How would you value (at fair market) control vs. minority interests in a business whose liquidation value far exceeds going concern value?

I think we all agree that the control interest should be valued at liquidation, consistent with highest and best use and exercise of the control prerogative to liquidate. Even if the control owner plans not to liquidate, that is an irrational decision, and fair market value implies rational parties. (The decision not to liquidate is an investment value decision based on the control owner’s personal situation. Maybe they think the company can grow profitably. Maybe they want to pass the business to the next generation. Whatever.)

The minority interest is another story.
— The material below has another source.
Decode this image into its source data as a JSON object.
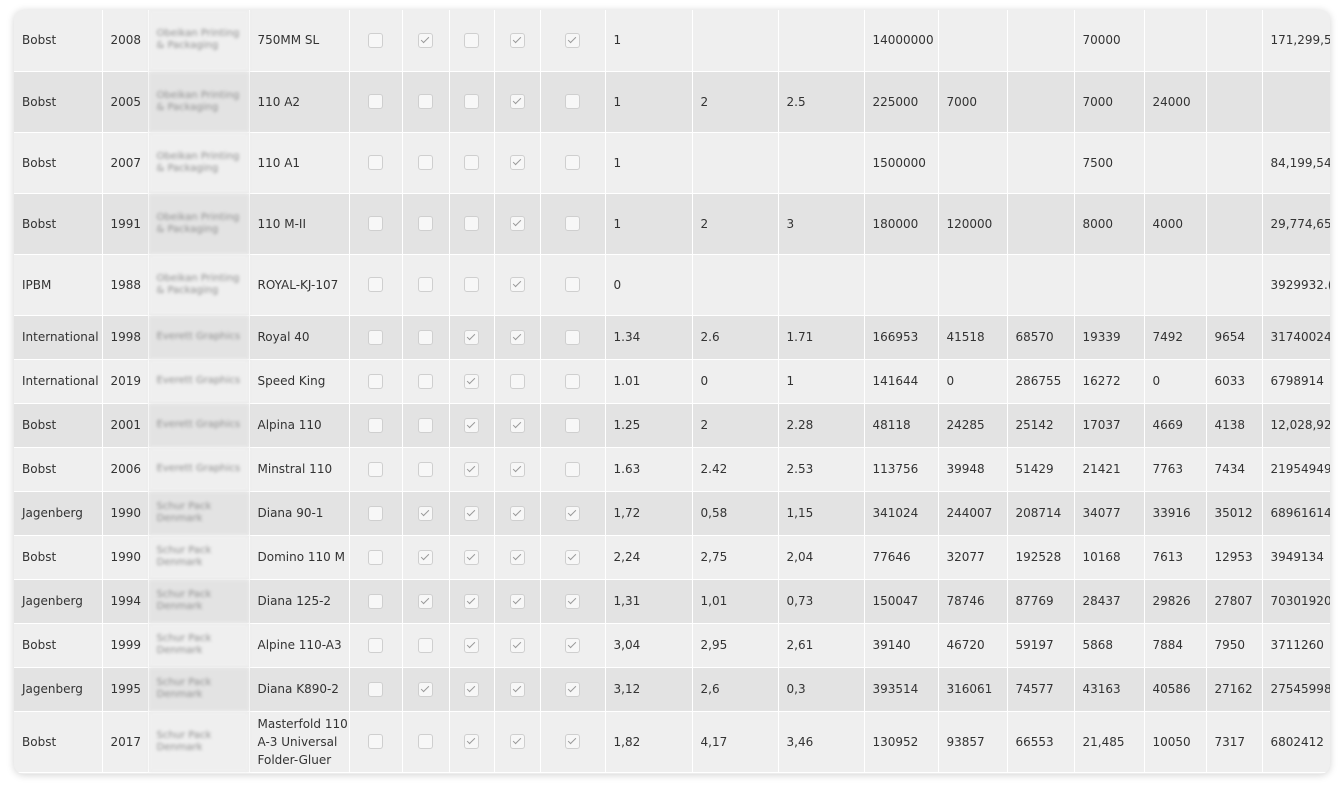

This owner cannot force liquidation short of filing an oppression suit – risky and costly. I would not disagree with those who value the minority interest at going concern value. In fact, that is how I did it for many years. I was never challenged or rebutted.

Now I am rethinking things. The minority owner of a business with high liquidation value and low going concern value may not be able to force liquidation, but if it happens, they effectively own a lottery ticket on the (higher) liquidation value. That value is not reflected in going concern value.

I can think of two general ways to capture the lottery ticket value:

1. Value the stock as an option on liquidation value. The minority stock is a deep in-the-money call option on liquidation value. Using Black Scholes comports with financial theory, but I have problems specifying the assumptions. Black-Scholes assumes that an option will be exercised if the asset price exceeds the strike price. But we already know that the majority owner controls the ability of the minority owner to exercise the option. So Black-Scholes will not work. Perhaps a binomial lattice model would work, but there would have to be some decision rule built in that would determine when the company would liquidate and at what price. Quite simply, this is beyond me.

2. Do a DCF analysis with (projected) liquidation value as the terminal value. I can se4e exactly how to do this. There would have to be sensitivity analysis about how long until liquidation and liquidation value, but this is very doable. Now, compare this to a baseline DCF with no liquidation (going concern value). Now, make a major assumption about the probability of liquidating or not. The weighting will give some probabilistic value to going concern and some to liquidation.